Posts Tagged ‘ah’

LiPo – Batteries Terms Explained

Electronics, technology | Posted by admin February 28th, 2011

I came across a great article on LiPo batteries on the RC Helicopter web site.  These guys have been using LiPo batteries with a lot of sucess.   Click here to read the full article.  Below are the highlights translated into values which are more to our using.

Below are some of the values you need to look at when designing a pack.

148 volt LiPo pack = 40 cells x 3.7 volts

Ah – Capacity indicates how much power the battery pack can hold and is indicated in amp hours (Ah).

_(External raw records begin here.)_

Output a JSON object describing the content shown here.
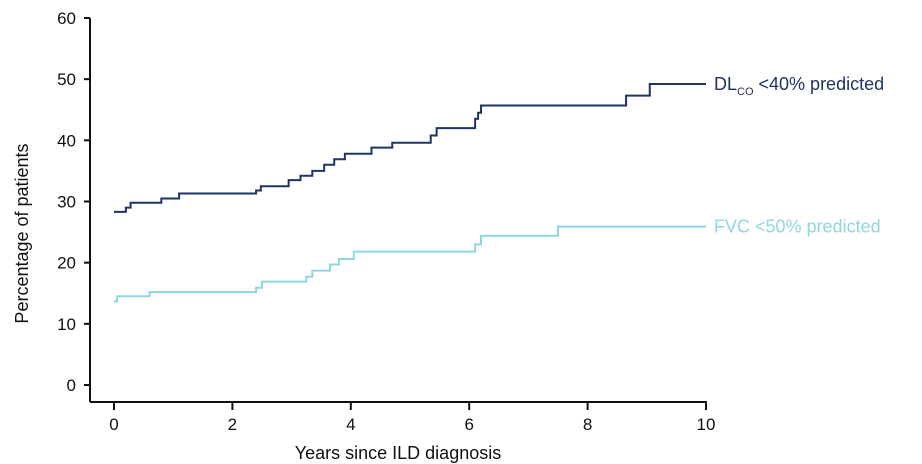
{
  "chart_data": {
    "type": "line",
    "title": "",
    "xlabel": "Years since ILD diagnosis",
    "ylabel": "Percentage of patients",
    "xlim": [
      0,
      10
    ],
    "ylim": [
      0,
      60
    ],
    "x_ticks": [
      0,
      2,
      4,
      6,
      8,
      10
    ],
    "y_ticks": [
      0,
      10,
      20,
      30,
      40,
      50,
      60
    ],
    "grid": false,
    "legend": "none",
    "step": true,
    "series": [
      {
        "label_main": "DL",
        "label_sub": "CO",
        "label_rest": " <40% predicted",
        "color": "#1e3462",
        "x": [
          0,
          0.2,
          0.28,
          0.8,
          1.1,
          2.4,
          2.48,
          2.95,
          3.15,
          3.35,
          3.55,
          3.72,
          3.9,
          4.35,
          4.7,
          5.35,
          5.45,
          6.1,
          6.15,
          6.2,
          8.65,
          9.05,
          10
        ],
        "y": [
          28.3,
          29.0,
          29.8,
          30.5,
          31.3,
          31.8,
          32.5,
          33.5,
          34.2,
          35.0,
          36.0,
          36.9,
          37.8,
          38.8,
          39.6,
          40.8,
          42.0,
          43.5,
          44.5,
          45.7,
          47.3,
          49.2,
          49.2
        ]
      },
      {
        "label_main": "FVC <50% predicted",
        "label_sub": "",
        "label_rest": "",
        "color": "#8fd7df",
        "x": [
          0,
          0.05,
          0.6,
          2.4,
          2.5,
          3.25,
          3.35,
          3.65,
          3.8,
          4.05,
          6.1,
          6.2,
          7.5,
          10
        ],
        "y": [
          13.7,
          14.5,
          15.2,
          15.9,
          16.9,
          17.7,
          18.7,
          19.7,
          20.6,
          21.8,
          23.0,
          24.4,
          25.9,
          25.9
        ]
      }
    ]
  }
}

C –How fast a battery can be charged or discharged. A battery with a discharge rating of 2C would mean you could discharge it at a rate 2 times more than the capacity of the pack, a 3C pack = 3 times more, a 20C pack = 20 times more, and so on.

Let’s use our 100 Ah battery as an example; if it was rated at 2C that would mean you could pull a maximum sustained load up to 200 amps or 200 amps off that battery (2 x 100 amps = 200 amps). The higher the C value the higher the cost usually.  What this means to an EV though is how much power you can effectively use.  If the C rating is low, you are going to have to use more cells to increase the voltage so that you use less amperage.  My car can easily pull up to 1000 amps at 168 volts if I am racing.  Taking off from a stop at normal driving speeds can easily require 200 amps.  Many cells will allow you to pull at a higher C rating for a short period of time without damaging the battery.  If the cell is drained too fast, this usually results in heat which can damage the cell.

Internal Resistance – Most decent higher discharge rated LiPo cells will have roughly 2 to 6 milliohms (0.002 to 0.006 ohms) of internal resistance when brand new. To calculate the total internal resistance of a series wired pack, you would then add these numbers together so a 148 cell pack with each cell having 4 milliohms of resistance will show a total internal resistance of about 592milliohms (0.592 ohms).

As packs age, the internal resistance goes up and the warmer they run. Lower discharge rated packs will generally have higher internal resistance readings.